A vontade em sair-se bem é tão grande que a HWA foi reforçar-se à arqui-rival Audi, contratando o engenheiro Franco Chiocchetti, figura instrumental na conquista do título de Lucas Di Grassi na terceira temporada. Ao mesmo tempo, a equipa montada pelo milionário monegasco Gildo Pallanca Pastor também já assegurou os serviços de Felipe Massa para a próxima temporada. Emprestados pela HWA, Maro Engel e Edoardo Mortara defenderam as cores da Venturi na quarta temporada e possivelmente um deles continuará na equipa. A entrada da Mercedes EQ Formula E Team na sexta temporada abrirá mais duas vagas para os pilotos do “Universo Mercedes”, com Gary Paffett, Lucas Auer e Pascal Wehrlein a assumirem-se como os mais sérios candidatos.

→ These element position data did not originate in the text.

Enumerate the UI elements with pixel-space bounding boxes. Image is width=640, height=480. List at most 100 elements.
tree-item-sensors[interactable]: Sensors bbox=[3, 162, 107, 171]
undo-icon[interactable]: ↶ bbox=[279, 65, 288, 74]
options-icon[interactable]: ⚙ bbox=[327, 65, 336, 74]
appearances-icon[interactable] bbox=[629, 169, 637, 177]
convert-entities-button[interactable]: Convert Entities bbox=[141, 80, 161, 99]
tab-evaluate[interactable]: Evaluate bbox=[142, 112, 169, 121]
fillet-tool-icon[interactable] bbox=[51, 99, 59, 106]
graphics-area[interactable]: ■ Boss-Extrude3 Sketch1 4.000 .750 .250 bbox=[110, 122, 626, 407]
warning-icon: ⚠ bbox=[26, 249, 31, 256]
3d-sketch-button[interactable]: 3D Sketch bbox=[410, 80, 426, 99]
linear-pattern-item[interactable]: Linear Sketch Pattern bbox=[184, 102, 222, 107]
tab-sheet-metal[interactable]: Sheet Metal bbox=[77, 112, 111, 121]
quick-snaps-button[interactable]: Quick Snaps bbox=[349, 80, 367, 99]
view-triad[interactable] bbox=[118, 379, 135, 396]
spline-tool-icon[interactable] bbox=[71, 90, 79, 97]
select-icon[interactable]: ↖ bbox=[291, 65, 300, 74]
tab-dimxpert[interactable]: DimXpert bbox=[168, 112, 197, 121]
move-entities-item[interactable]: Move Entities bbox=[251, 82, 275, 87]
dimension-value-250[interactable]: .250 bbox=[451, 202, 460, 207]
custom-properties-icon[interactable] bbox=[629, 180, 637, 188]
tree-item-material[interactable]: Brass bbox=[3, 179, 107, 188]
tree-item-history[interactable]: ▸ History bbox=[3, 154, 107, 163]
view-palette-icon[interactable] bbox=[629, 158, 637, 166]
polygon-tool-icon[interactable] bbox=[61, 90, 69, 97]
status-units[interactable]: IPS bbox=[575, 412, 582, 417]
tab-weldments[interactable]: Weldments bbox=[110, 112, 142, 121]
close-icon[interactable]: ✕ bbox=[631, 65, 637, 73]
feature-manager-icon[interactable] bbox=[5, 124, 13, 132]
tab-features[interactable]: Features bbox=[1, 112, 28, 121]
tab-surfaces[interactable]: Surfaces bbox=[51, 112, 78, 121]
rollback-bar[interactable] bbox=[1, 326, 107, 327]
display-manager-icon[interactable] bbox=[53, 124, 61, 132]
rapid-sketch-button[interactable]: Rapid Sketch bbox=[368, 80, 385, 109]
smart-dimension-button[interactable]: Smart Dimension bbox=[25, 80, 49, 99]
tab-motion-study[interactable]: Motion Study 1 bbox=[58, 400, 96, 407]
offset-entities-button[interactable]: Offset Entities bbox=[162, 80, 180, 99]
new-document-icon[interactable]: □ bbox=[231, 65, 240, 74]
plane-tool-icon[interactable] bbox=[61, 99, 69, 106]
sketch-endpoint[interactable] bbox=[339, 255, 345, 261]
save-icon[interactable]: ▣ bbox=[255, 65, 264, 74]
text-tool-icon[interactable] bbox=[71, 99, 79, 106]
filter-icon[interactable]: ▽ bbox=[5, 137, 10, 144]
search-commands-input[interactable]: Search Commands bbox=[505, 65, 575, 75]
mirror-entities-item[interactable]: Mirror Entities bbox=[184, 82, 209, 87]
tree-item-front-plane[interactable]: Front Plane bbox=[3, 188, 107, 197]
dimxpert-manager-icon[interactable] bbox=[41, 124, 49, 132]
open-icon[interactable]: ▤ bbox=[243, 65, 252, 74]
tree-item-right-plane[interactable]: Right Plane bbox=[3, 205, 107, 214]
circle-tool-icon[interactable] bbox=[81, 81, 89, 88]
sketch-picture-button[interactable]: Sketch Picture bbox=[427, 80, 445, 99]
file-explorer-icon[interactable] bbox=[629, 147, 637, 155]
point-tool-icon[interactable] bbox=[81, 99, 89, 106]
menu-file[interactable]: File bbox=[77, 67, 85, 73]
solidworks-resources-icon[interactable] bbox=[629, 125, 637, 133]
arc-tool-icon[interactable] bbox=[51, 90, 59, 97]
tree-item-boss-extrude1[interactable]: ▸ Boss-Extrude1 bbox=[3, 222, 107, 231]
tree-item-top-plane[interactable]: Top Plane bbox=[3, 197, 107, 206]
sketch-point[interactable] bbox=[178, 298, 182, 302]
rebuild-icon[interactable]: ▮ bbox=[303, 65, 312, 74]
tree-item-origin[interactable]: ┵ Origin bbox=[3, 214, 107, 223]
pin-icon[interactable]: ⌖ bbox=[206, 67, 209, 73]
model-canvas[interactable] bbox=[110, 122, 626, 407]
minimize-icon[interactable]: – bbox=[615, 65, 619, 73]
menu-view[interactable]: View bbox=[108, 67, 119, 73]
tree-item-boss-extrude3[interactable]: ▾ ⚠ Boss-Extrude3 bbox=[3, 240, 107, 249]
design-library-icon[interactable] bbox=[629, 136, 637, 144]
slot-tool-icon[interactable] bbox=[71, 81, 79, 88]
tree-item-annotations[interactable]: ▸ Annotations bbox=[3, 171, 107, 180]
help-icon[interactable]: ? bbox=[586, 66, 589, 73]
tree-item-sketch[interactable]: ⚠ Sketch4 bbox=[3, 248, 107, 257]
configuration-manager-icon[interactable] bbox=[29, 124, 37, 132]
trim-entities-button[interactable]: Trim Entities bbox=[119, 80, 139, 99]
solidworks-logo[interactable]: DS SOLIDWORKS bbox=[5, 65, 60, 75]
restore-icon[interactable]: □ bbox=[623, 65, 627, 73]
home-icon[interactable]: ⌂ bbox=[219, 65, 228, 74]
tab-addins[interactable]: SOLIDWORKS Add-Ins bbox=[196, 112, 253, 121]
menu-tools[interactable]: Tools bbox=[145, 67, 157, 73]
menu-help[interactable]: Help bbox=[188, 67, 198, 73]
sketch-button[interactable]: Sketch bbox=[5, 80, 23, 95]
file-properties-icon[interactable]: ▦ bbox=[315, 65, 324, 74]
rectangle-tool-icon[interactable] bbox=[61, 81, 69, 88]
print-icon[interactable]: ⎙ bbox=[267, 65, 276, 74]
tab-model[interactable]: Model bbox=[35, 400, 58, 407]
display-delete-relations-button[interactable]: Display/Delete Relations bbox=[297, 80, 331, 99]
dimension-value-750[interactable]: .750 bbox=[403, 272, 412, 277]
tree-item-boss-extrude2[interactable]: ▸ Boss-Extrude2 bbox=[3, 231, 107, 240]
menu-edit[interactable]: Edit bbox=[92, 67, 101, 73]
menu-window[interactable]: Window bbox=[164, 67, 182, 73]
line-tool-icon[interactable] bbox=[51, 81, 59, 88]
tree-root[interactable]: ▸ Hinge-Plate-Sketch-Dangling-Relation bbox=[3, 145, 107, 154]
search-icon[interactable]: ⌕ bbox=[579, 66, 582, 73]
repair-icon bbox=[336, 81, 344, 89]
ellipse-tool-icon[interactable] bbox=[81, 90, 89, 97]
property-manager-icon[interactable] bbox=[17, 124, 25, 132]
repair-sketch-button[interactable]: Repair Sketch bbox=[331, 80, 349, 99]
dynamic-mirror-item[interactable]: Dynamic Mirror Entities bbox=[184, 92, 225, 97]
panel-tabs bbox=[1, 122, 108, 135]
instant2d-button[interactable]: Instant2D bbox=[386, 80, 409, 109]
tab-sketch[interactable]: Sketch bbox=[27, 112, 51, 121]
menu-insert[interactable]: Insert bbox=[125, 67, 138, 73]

Quando a Mercedes EQ Formula E Team entrar em força na sexta temporada, a HWA adotará o papel de parceiro logístico e tecnológico, devendo ser igualmente responsável pelas operações no terreno nos fins de semana de corridas. Todavia, a cooperação com a Venturi Formula E Team não deverá cessar completamente. Até porque a influência germânica dentro da Venturi Formula E Team continua a crescer. Susie Wolff, ex-piloto de testes da Williams F1 e esposa de Toto Wolff, responsável máximo por todas as atividades desportivas da grande família da Mercedes, tornou-se acionista da estrutura e será a diretora desportiva da equipa a partir da próxima temporada.

Por seu lado, a Mercedes vai integrar o projeto Fórmula E nas suas atividades desportivas para maximizar os conhecimentos e recursos que tem em mão. Os propulsores irão nascer na HPP de Brixworth, em Inglaterra, onde o construtor alemão produz as suas unidades de potencia para Fórmula 1, enquanto em Brackley, onde nascem os chassis de Fórmula 1, uma pequena equipa de técnicos irá igualmente colaborar diariamente nesta ofensiva.

E porquê toda esta aposta na Fórmula E? Porque a Mercedes-Benz Cars planeia lançar 10 novos modelos elétricos até 2020, prevendo que dois anos depois todo o portfólio da Mercedes-Benz vá ter pelo menos uma oferta elétrica por segmento. A Daimler assume que 15 a 25% das vendas da Mercedes-Benz em 2025 serão EVs. A Mercedes-Benz Cars irá investir 10 mil milhões de euros na expansão elétrica e cerca de mil milhões de euros numa rede global de produção de baterias. Perante a preponderância destes números, a Fórmula E ainda só custa por temporada metade do DTM.